Pero volviendo a lo que tú comentas, este oficio, más cruel entre más vocación tengas, puesto que tu intención es ir por la calle y que todo el mundo te reconozca como periodista, y cuando buscas oportunidades te topas con la triste realidad de que ese puesto al que tú aspiras ya lo ocupa otro mejor que tú y con más experiencia, es bastante contradictorio. Yo he conocido a «periodistas» de edad madura que nunca aprendieron a escribir correctamente; a diario escriben sus notas y columnas con los mismos errores, pero totalmente convencidos de que están no sólo bien hechas, sino que son originales, cuando la realidad es que son los lugares comunes que nunca pudieron superar por su falta de conocimiento, y también me he topado con auténticos casos de eruditos del lenguaje que pareciera estudiaron un doctorado en lingüística en la mejor universidad y que no rebasan los 40 años.
Así de variopinto es este oficio.

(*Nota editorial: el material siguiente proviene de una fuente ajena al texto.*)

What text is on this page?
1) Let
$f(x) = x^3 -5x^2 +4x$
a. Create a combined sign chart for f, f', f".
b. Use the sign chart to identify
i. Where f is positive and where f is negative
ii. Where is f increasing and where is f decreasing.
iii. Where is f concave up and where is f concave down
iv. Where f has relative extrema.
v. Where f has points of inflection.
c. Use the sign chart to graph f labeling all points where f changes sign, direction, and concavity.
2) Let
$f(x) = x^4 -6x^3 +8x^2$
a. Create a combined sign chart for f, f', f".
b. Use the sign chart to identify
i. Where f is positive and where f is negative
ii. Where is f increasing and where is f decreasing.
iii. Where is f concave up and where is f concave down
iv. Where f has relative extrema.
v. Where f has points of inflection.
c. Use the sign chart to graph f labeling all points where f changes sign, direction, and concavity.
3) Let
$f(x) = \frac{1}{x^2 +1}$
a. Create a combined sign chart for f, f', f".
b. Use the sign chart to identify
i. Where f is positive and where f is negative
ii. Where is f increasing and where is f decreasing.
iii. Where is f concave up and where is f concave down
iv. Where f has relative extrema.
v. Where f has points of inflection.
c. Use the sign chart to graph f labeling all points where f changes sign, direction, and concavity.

Disculpa tanta perorata… Saludos.
Agradezco profundamente tu comentario, Joaquín. Y sí, desafortunadamente, en este oficio de periodista no son todos lo que están ni están todos los que deberían. Es una regla que se aplica a muchísimas profesiones, la verdad, pero en el caso del periodismo se recrudece este entuerto cuando sabemos que, al final del mes, en lugar de un salario puedes recibir una bala en la cabeza. Cabe entonces la siguiente pregunta: ¿vale la pena dar entrada a la mediocridad o aceptar a quienes no tienen madera para ello, con tal de cubrir una plaza, cuando la propia vida puede estar en juego?